Tarkus turned back and stared despondently down the pathway. The entirety of the bridge was obfuscated by a continuous barrage of solid ice chunks and battering gusts of freezing white wind.


One sharp pain pierced agonizingly above all the rest. Oscar touched his once blue, dusty surcoat, it was soaked, wet through with a new colour for his coat of arms. A viscid crimson gunk stretched in stringy lines between his fingers. Copious amounts of had blood pooled out around him.

Blue was his colour.

Proud Knight of Astora.

We all wore blue.

The thin sheet of iron that was his thigh guard had bent on impact; a slant that declined and dug into his muscles, so deep he was unable to retrieve it. With both arms he slowly crawled into the Cathedral. An adequate place to die, with the gods looking down upon their grand building, peering through the windows at the fallen Knight; revered in the white light that rained down from the clear glass. A giant statue of Gwynevere stared down at him, with a mournful downwards curvature across her lips.
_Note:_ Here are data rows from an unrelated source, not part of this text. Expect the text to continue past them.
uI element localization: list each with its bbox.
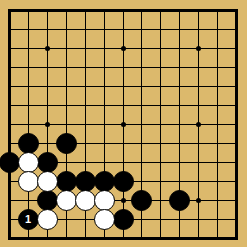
- star-point: [196, 122, 201, 127]
- star-point: [121, 198, 126, 203]
- black-stone: [131, 190, 152, 211]
- move-number-label: 1: [25, 214, 31, 225]
- white-stone: [18, 152, 39, 173]
- grid-line-vertical: [217, 9, 218, 240]
- white-stone: [37, 209, 58, 230]
- white-stone: [94, 209, 115, 230]
- black-stone: [113, 171, 134, 192]
- black-stone: [56, 133, 77, 154]
- white-stone: [18, 171, 39, 192]
- star-point: [121, 46, 126, 51]
- white-stone: [94, 190, 115, 211]
- star-point: [45, 122, 50, 127]
- black-stone: [0, 152, 20, 173]
- white-stone: [75, 190, 96, 211]
- star-point: [196, 198, 201, 203]
- grid-line-horizontal: [8, 143, 238, 144]
- star-point: [196, 46, 201, 51]
- grid-line-vertical: [235, 9, 238, 240]
- star-point: [121, 122, 126, 127]
- grid-line-vertical: [160, 9, 161, 240]
- black-stone: 1: [18, 209, 39, 230]
- black-stone: [169, 190, 190, 211]
- black-stone: [56, 171, 77, 192]
- black-stone: [37, 152, 58, 173]
- black-stone: [94, 171, 115, 192]
- go-diagram: 1: [0, 0, 247, 247]
- go-board[interactable]: 1: [9, 10, 236, 238]
- black-stone: [37, 190, 58, 211]
- black-stone: [75, 171, 96, 192]
- white-stone: [37, 171, 58, 192]
- black-stone: [113, 209, 134, 230]
- white-stone: [56, 190, 77, 211]
- grid-line-horizontal: [8, 237, 238, 240]
- star-point: [45, 46, 50, 51]
- black-stone: [18, 133, 39, 154]
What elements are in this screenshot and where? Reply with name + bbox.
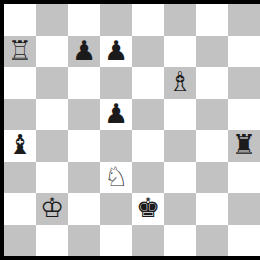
square-b6[interactable]	[36, 67, 68, 99]
square-g2[interactable]	[196, 193, 228, 225]
square-h4[interactable]: ♜	[228, 130, 260, 162]
square-h1[interactable]	[228, 225, 260, 257]
square-f7[interactable]	[164, 36, 196, 68]
square-c2[interactable]	[68, 193, 100, 225]
square-e5[interactable]	[132, 99, 164, 131]
square-g5[interactable]	[196, 99, 228, 131]
square-b5[interactable]	[36, 99, 68, 131]
square-b8[interactable]	[36, 4, 68, 36]
square-e7[interactable]	[132, 36, 164, 68]
square-h7[interactable]	[228, 36, 260, 68]
black-rook: ♜	[232, 131, 256, 158]
black-bishop: ♝	[8, 131, 32, 158]
square-e3[interactable]	[132, 162, 164, 194]
square-f8[interactable]	[164, 4, 196, 36]
square-a1[interactable]	[4, 225, 36, 257]
chess-diagram: ♖♟♟♗♟♝♜♘♔♚	[0, 0, 260, 260]
square-a2[interactable]	[4, 193, 36, 225]
white-rook: ♖	[8, 37, 32, 64]
square-a4[interactable]: ♝	[4, 130, 36, 162]
square-a3[interactable]	[4, 162, 36, 194]
square-c3[interactable]	[68, 162, 100, 194]
square-b1[interactable]	[36, 225, 68, 257]
square-g7[interactable]	[196, 36, 228, 68]
square-b7[interactable]	[36, 36, 68, 68]
square-a8[interactable]	[4, 4, 36, 36]
square-h5[interactable]	[228, 99, 260, 131]
square-c4[interactable]	[68, 130, 100, 162]
square-g3[interactable]	[196, 162, 228, 194]
square-g4[interactable]	[196, 130, 228, 162]
square-h6[interactable]	[228, 67, 260, 99]
square-h3[interactable]	[228, 162, 260, 194]
white-king: ♔	[40, 194, 64, 221]
square-d6[interactable]	[100, 67, 132, 99]
square-c8[interactable]	[68, 4, 100, 36]
chessboard: ♖♟♟♗♟♝♜♘♔♚	[0, 0, 260, 260]
square-f3[interactable]	[164, 162, 196, 194]
square-d3[interactable]: ♘	[100, 162, 132, 194]
square-d8[interactable]	[100, 4, 132, 36]
white-knight: ♘	[104, 163, 128, 190]
square-a5[interactable]	[4, 99, 36, 131]
square-d4[interactable]	[100, 130, 132, 162]
square-e2[interactable]: ♚	[132, 193, 164, 225]
black-king: ♚	[136, 194, 160, 221]
square-d1[interactable]	[100, 225, 132, 257]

Yet even when crafted out of rock she was still a wondrous sight to behold, such smooth curves and her eyes resembled realism, a harrowing glint behind their shadows.

But he knew delusions, as Gwyndolin had portrayed himself as his own sister, Gwynevere.

Oscar lay there, crippled and distraught, but a glimmer of hope resided in his fearless mind. They shared the same nature: he and Tarkus. And as long as Oscar lived, he knew he could not die. Not now that he had a message for Tarkus, a message of his past, of truth.